Elle ne voulait pas que le garçon se sente inférieur à eux :

—Je n'ai plus rien à faire pour l'après-midi, continua-t-elle, N'aurais-tu pas une idée de ce que nous pourrions faire ?

Pour la première fois depuis longtemps, la jeune femme ne voulait pas être seule. A la proposition, le jeune garçon sauta sur ses pieds :

—Viens, 'y a un ruisseau pas loin ! J'aime bien y aller. C'est joli et il y a plein de petits poissons qu'on peut attraper !

Elle se laissa donc emporter par la gaieté d'Amal. Il ne devait pas avoir beaucoup de compagnie, étant fils unique. La jeune femme avait appris d'Eryn elle-même que cette dernière ne pouvait plus avoir d'enfant à la suite de son accouchement très difficile. Le petit garçon n'aurait donc jamais de frères et sœurs avec qui jouer et devait parfois bien s'ennuyer.

Il la guida jusqu'à un petit ruisseau à quelques minutes de la ferme. Il se trouvait au milieu des plaines et des champs, bordé de grands arbres, de vieux chênes principalement.

Cet après-midi-là, la jeune femme le passa en compagnie de son nouvel ami. Ils discutèrent longtemps, très longtemps, pendant des heures entières. Amal lui posa de très nombreuses questions mais il comprit rapidement qu'elle ne parlerait pas des Elfes. Cependant, il comprit que la jeune femme connaissait beaucoup de choses dans de nombreux domaines alors ses questions s'orientèrent rapidement sur la Botanique, l'Histoire, les différents royaumes et les armes également.

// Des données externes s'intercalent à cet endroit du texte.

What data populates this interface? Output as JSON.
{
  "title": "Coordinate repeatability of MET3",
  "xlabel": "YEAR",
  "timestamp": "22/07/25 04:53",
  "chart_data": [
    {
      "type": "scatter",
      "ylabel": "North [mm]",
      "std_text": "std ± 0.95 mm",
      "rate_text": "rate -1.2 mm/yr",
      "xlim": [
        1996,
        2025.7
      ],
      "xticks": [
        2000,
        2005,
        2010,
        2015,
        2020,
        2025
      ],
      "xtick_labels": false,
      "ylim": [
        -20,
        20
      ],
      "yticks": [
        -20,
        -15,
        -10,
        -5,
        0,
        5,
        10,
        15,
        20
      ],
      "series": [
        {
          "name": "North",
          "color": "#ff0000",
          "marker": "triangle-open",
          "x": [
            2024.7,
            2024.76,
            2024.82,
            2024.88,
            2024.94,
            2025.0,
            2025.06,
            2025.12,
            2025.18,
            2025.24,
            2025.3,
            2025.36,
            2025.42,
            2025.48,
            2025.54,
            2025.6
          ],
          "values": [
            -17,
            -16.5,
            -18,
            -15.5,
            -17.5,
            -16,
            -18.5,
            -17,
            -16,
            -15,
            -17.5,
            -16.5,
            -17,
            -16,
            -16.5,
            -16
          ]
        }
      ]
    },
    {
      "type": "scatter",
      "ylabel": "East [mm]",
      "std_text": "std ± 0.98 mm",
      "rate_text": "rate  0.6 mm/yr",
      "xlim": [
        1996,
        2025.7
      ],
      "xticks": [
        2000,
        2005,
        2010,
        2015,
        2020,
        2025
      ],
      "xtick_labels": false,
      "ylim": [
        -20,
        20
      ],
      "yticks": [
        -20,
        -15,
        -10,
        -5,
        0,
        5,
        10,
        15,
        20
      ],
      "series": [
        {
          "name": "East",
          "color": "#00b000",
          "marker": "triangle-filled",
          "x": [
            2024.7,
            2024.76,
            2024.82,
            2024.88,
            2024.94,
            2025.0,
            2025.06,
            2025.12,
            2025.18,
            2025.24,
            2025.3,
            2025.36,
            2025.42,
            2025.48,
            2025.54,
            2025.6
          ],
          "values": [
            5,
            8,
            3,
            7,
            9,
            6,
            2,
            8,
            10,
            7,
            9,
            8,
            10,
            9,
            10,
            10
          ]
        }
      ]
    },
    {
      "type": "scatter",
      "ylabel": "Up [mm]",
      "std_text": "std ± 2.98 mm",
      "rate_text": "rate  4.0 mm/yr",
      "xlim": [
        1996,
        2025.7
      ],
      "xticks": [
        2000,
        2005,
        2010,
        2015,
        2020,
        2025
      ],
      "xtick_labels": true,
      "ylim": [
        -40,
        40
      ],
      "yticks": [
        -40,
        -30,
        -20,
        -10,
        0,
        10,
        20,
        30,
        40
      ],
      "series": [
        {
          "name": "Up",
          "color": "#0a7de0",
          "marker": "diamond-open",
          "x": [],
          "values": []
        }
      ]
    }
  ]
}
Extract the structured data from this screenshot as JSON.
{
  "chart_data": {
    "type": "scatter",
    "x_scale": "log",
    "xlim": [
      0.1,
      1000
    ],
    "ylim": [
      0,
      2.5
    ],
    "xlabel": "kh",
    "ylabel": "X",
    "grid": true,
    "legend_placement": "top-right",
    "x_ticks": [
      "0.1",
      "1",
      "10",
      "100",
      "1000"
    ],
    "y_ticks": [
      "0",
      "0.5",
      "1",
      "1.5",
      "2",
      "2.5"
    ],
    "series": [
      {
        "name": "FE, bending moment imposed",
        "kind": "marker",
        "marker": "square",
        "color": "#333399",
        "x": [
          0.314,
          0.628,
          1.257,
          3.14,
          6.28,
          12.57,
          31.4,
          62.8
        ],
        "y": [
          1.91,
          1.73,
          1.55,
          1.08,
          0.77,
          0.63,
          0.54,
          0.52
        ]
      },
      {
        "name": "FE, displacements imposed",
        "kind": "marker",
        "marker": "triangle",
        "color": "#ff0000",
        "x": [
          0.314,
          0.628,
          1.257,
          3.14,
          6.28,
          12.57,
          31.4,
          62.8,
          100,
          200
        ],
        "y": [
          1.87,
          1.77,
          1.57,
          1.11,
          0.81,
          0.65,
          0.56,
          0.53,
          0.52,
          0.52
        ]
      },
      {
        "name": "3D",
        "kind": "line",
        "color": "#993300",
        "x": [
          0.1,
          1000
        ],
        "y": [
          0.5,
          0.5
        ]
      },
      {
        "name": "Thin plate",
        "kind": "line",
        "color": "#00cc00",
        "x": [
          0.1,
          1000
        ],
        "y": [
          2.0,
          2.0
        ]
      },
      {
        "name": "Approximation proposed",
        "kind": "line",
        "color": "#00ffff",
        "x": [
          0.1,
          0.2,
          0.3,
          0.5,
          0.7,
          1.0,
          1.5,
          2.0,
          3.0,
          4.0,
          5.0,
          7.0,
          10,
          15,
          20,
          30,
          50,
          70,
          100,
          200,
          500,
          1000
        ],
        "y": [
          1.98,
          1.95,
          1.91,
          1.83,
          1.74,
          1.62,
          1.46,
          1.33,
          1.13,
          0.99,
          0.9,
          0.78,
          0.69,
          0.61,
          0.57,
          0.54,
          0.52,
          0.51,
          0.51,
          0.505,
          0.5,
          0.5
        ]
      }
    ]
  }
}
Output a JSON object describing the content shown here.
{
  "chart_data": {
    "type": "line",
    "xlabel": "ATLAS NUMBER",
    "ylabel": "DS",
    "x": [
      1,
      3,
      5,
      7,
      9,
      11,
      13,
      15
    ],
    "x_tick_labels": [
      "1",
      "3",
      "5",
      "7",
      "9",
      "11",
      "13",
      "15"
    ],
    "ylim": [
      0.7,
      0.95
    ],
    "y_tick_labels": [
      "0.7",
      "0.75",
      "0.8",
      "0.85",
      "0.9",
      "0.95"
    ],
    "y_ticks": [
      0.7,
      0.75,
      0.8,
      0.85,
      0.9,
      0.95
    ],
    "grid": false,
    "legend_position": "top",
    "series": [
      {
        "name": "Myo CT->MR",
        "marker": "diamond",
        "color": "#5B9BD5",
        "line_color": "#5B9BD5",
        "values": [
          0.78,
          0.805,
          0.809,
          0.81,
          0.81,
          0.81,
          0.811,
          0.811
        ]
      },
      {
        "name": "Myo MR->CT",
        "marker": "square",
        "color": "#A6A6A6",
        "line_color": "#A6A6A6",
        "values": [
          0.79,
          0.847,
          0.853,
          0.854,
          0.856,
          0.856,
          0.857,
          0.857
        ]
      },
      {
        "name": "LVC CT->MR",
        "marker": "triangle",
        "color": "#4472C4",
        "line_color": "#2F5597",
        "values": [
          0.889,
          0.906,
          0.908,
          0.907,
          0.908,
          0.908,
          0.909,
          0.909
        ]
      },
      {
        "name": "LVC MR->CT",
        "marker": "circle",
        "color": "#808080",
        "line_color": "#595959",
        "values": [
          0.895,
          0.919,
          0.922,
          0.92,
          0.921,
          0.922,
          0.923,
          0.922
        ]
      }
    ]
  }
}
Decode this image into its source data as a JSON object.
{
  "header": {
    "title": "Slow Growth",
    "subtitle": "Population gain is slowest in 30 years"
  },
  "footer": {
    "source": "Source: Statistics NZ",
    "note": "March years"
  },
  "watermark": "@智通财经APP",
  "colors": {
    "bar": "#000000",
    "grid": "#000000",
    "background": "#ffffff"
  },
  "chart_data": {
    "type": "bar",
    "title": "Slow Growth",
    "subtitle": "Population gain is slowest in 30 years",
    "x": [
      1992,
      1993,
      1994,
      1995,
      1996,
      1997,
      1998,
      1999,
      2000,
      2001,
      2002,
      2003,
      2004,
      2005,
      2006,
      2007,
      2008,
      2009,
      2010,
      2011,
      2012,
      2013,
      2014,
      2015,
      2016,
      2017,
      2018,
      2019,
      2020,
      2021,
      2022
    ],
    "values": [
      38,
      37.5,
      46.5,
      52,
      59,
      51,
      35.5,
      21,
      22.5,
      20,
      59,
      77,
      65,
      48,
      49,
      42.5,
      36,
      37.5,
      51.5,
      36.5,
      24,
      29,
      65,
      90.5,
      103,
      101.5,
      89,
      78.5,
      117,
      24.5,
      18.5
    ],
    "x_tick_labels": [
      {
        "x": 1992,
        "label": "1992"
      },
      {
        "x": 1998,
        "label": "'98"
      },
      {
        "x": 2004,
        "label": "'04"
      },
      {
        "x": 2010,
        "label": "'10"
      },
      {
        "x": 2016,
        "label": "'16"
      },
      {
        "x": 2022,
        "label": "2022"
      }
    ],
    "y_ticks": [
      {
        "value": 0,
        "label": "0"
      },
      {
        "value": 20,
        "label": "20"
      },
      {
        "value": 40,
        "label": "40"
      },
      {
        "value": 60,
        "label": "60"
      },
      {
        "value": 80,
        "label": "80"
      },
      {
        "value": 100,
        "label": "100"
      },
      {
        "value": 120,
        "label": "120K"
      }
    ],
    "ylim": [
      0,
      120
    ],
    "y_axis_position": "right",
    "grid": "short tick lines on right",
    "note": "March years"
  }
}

La jeune femme lui apprit à reconnaître plusieurs plantes des environs et les poissons du ruisseau et lui fit une démonstration de lancer de dague pour son plus grand bonheur. Elle la gardait toujours sur elle, dans sa botte, par prudence.

Lors du retour, lorsque le soir commença à assombrir le ciel, elle chanta un poème elfique à sa demande et lui promit de lui en apprendre quelques-uns.

Eryn et Alrad furent très surpris quand la jeune femme vint s'assoir à leur table ce soir-là, aux côtés de leur fils tandis que ce dernier leur racontait leur après-midi passé ensemble, plein d'énergie et avec force détails. Amal avait réussi à la faire sortir de sa coquille.

Sa mère en était fière, le père était étonné et la jeune femme sentit que la nouvelle vie qu'elle désirait n'était plus bien loin désormais et cela lui réchauffa le cœur et éloigna, l'instant d'un repas, le vide pesant dans sa poitrine qui ne l'avait plus quitté depuis son départ.